Sorry, guys… Not enough sleep and no coffee make this guy uncreative. I could write something about today’s episode of Six Feet Under (“The Silence”), but then, something about its ending made me feel all blue.

Nate and Maggie

Or should I write about League of Extraordinary Gentlemen: The Black Dossier today? Well, considering that the annotations file on that one is more than 50’000 words long, I think that my review should wait until I’ve had more sleep.

The Black Dossier

So… should I write about Pulp Fiction, which I watched again yesterday, for the first time after years? Thing is, so much has already been written about Pulp Fiction, so I think I’ll just leave it at saying that the film is as fresh and as cool as it was back then (has Samuel L. Jackson ever been cooler?). And here’s a little something to keep you happy ’till the next blog entry:

Mother****ing House on the mother****ing plane!

Just in case you didn’t get the reference…

“Airborne”, yesterday’s episode of House, M.D., was fun. I like it when they shake up the format, even though the episode was a tad high-concept (“House on a Plane!” Well, you get it…) Seeing the doc try to deal with the situation without his lackeys was enjoyably snarky:

House: Can you say “Crikey Mate”?
12 year-old Boy: Crikey Mate.
House: Perfect. Now no matter what I say, you’ll agree with me, okay.
12 year-old Boy: Okay.
House: Nicely done. You, disagree with everything I say.
Foreign Man: Sorry, not understand.
House: Close enough. (to random woman) You get morally outraged by everything I say.
Sour Faced Girl: (about House writing on the movie screen) That’s permanent marker, you know.
House: Wow, you guys are good.

The editing between the two storylines kept the episode dynamic throughout – and I’ve started to feel sympathy for Chase since last episode (especially the glow on his face when he looked at Cameron’s photo).

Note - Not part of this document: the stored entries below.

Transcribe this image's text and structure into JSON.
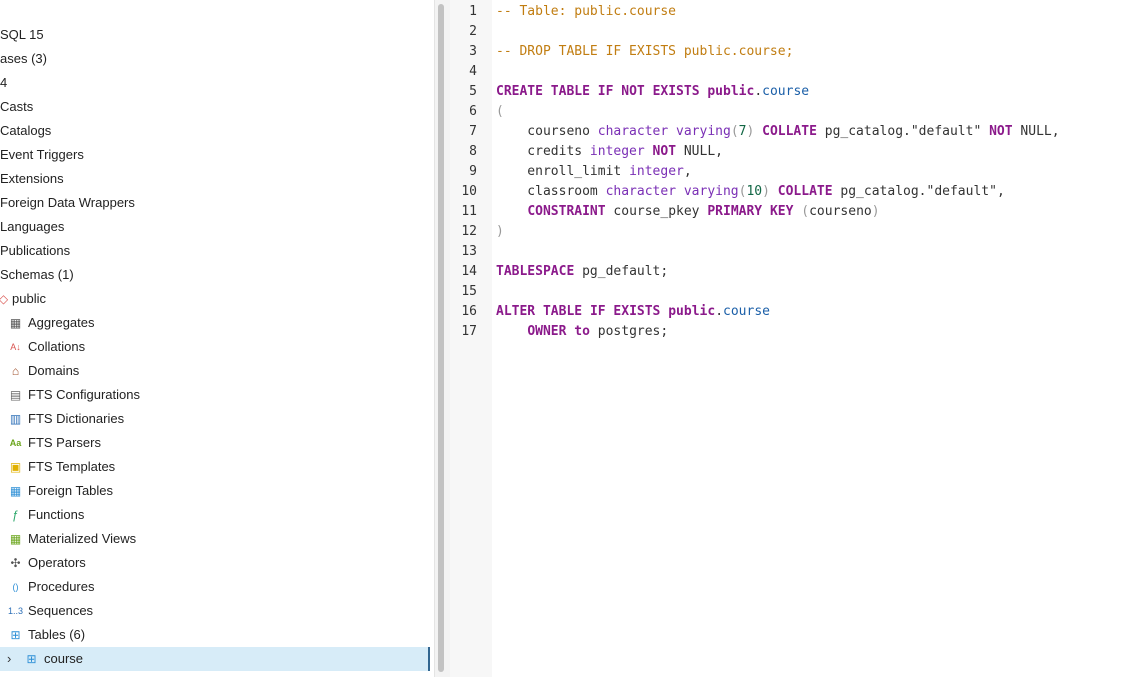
{
  "tree": {
    "items": [
      {
        "label": "SQL 15",
        "icon": "none"
      },
      {
        "label": "ases (3)",
        "icon": "none"
      },
      {
        "label": "4",
        "icon": "none"
      },
      {
        "label": "Casts",
        "icon": "none"
      },
      {
        "label": "Catalogs",
        "icon": "none"
      },
      {
        "label": "Event Triggers",
        "icon": "none"
      },
      {
        "label": "Extensions",
        "icon": "none"
      },
      {
        "label": "Foreign Data Wrappers",
        "icon": "none"
      },
      {
        "label": "Languages",
        "icon": "none"
      },
      {
        "label": "Publications",
        "icon": "none"
      },
      {
        "label": "Schemas (1)",
        "icon": "none"
      },
      {
        "label": "public",
        "icon": "schema-icon"
      },
      {
        "label": "Aggregates",
        "icon": "aggregates-icon"
      },
      {
        "label": "Collations",
        "icon": "collations-icon"
      },
      {
        "label": "Domains",
        "icon": "domains-icon"
      },
      {
        "label": "FTS Configurations",
        "icon": "fts-configurations-icon"
      },
      {
        "label": "FTS Dictionaries",
        "icon": "fts-dictionaries-icon"
      },
      {
        "label": "FTS Parsers",
        "icon": "fts-parsers-icon"
      },
      {
        "label": "FTS Templates",
        "icon": "fts-templates-icon"
      },
      {
        "label": "Foreign Tables",
        "icon": "foreign-tables-icon"
      },
      {
        "label": "Functions",
        "icon": "functions-icon"
      },
      {
        "label": "Materialized Views",
        "icon": "materialized-views-icon"
      },
      {
        "label": "Operators",
        "icon": "operators-icon"
      },
      {
        "label": "Procedures",
        "icon": "procedures-icon"
      },
      {
        "label": "Sequences",
        "icon": "sequences-icon"
      },
      {
        "label": "Tables (6)",
        "icon": "tables-icon"
      },
      {
        "label": "course",
        "icon": "table-icon",
        "selected": true
      }
    ],
    "expand_glyph": "›",
    "accent": "#326690",
    "selected_bg": "#d7ecf8"
  },
  "editor": {
    "line_numbers": [
      "1",
      "2",
      "3",
      "4",
      "5",
      "6",
      "7",
      "8",
      "9",
      "10",
      "11",
      "12",
      "13",
      "14",
      "15",
      "16",
      "17"
    ],
    "lines": [
      [
        {
          "t": "-- Table: public.course",
          "c": "cm"
        }
      ],
      [],
      [
        {
          "t": "-- DROP TABLE IF EXISTS public.course;",
          "c": "cm"
        }
      ],
      [],
      [
        {
          "t": "CREATE",
          "c": "kw"
        },
        {
          "t": " ",
          "c": "st"
        },
        {
          "t": "TABLE",
          "c": "kw"
        },
        {
          "t": " ",
          "c": "st"
        },
        {
          "t": "IF",
          "c": "kw"
        },
        {
          "t": " ",
          "c": "st"
        },
        {
          "t": "NOT",
          "c": "kw"
        },
        {
          "t": " ",
          "c": "st"
        },
        {
          "t": "EXISTS",
          "c": "kw"
        },
        {
          "t": " ",
          "c": "st"
        },
        {
          "t": "public",
          "c": "kw"
        },
        {
          "t": ".",
          "c": "st"
        },
        {
          "t": "course",
          "c": "vr"
        }
      ],
      [
        {
          "t": "(",
          "c": "pn"
        }
      ],
      [
        {
          "t": "    courseno ",
          "c": "st"
        },
        {
          "t": "character varying",
          "c": "ty"
        },
        {
          "t": "(",
          "c": "pn"
        },
        {
          "t": "7",
          "c": "nm"
        },
        {
          "t": ")",
          "c": "pn"
        },
        {
          "t": " ",
          "c": "st"
        },
        {
          "t": "COLLATE",
          "c": "kw"
        },
        {
          "t": " pg_catalog.\"default\" ",
          "c": "st"
        },
        {
          "t": "NOT",
          "c": "kw"
        },
        {
          "t": " NULL,",
          "c": "st"
        }
      ],
      [
        {
          "t": "    credits ",
          "c": "st"
        },
        {
          "t": "integer",
          "c": "ty"
        },
        {
          "t": " ",
          "c": "st"
        },
        {
          "t": "NOT",
          "c": "kw"
        },
        {
          "t": " NULL,",
          "c": "st"
        }
      ],
      [
        {
          "t": "    enroll_limit ",
          "c": "st"
        },
        {
          "t": "integer",
          "c": "ty"
        },
        {
          "t": ",",
          "c": "st"
        }
      ],
      [
        {
          "t": "    classroom ",
          "c": "st"
        },
        {
          "t": "character varying",
          "c": "ty"
        },
        {
          "t": "(",
          "c": "pn"
        },
        {
          "t": "10",
          "c": "nm"
        },
        {
          "t": ")",
          "c": "pn"
        },
        {
          "t": " ",
          "c": "st"
        },
        {
          "t": "COLLATE",
          "c": "kw"
        },
        {
          "t": " pg_catalog.\"default\",",
          "c": "st"
        }
      ],
      [
        {
          "t": "    ",
          "c": "st"
        },
        {
          "t": "CONSTRAINT",
          "c": "kw"
        },
        {
          "t": " course_pkey ",
          "c": "st"
        },
        {
          "t": "PRIMARY",
          "c": "kw"
        },
        {
          "t": " ",
          "c": "st"
        },
        {
          "t": "KEY",
          "c": "kw"
        },
        {
          "t": " ",
          "c": "st"
        },
        {
          "t": "(",
          "c": "pn"
        },
        {
          "t": "courseno",
          "c": "st"
        },
        {
          "t": ")",
          "c": "pn"
        }
      ],
      [
        {
          "t": ")",
          "c": "pn"
        }
      ],
      [],
      [
        {
          "t": "TABLESPACE",
          "c": "kw"
        },
        {
          "t": " pg_default;",
          "c": "st"
        }
      ],
      [],
      [
        {
          "t": "ALTER",
          "c": "kw"
        },
        {
          "t": " ",
          "c": "st"
        },
        {
          "t": "TABLE",
          "c": "kw"
        },
        {
          "t": " ",
          "c": "st"
        },
        {
          "t": "IF",
          "c": "kw"
        },
        {
          "t": " ",
          "c": "st"
        },
        {
          "t": "EXISTS",
          "c": "kw"
        },
        {
          "t": " ",
          "c": "st"
        },
        {
          "t": "public",
          "c": "kw"
        },
        {
          "t": ".",
          "c": "st"
        },
        {
          "t": "course",
          "c": "vr"
        }
      ],
      [
        {
          "t": "    ",
          "c": "st"
        },
        {
          "t": "OWNER",
          "c": "kw"
        },
        {
          "t": " ",
          "c": "st"
        },
        {
          "t": "to",
          "c": "kw"
        },
        {
          "t": " postgres;",
          "c": "st"
        }
      ]
    ]
  }
}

So far he’d been the blandest of the supporting characters, but there’s something genuinely sweet – if still not terribly deep – to his growing feelings for Cameron. She, on the other hand, is becoming somewhat grating: the combination of self-righteous and self-indulging may be credible, but I find myself thinking, “How about you keep your mouth shut and your pants zipped for ten minutes, girl…” (Yes, every now and then I guess I am a bit of a sexist. Sorry. Feel free to throw things at me.)

In other not-so-news: we started watching season 3 of Deadwood, and boy, is the air thick with ominousness… ominosity- ominiminy? Well, you know what I mean. Quite obviously, Hearst is not a good egg, nor is he the kind of moustachioed bad egg who keeps heads in boxes and whom we secretly like. I can’t really put my finger on it, but there’s something in the balmy frontier air, and it’s not Calamity Jane’s heady aroma. We’ll see where this’ll take us, but somehow I doubt it will be anywhere nice. Or perhaps the episode’s title was ironic: “Tell your God to Ready for Blood” might really be the prelude to a season of goodwill, cheer and fluffy bunnies in Deadwood (no state yet).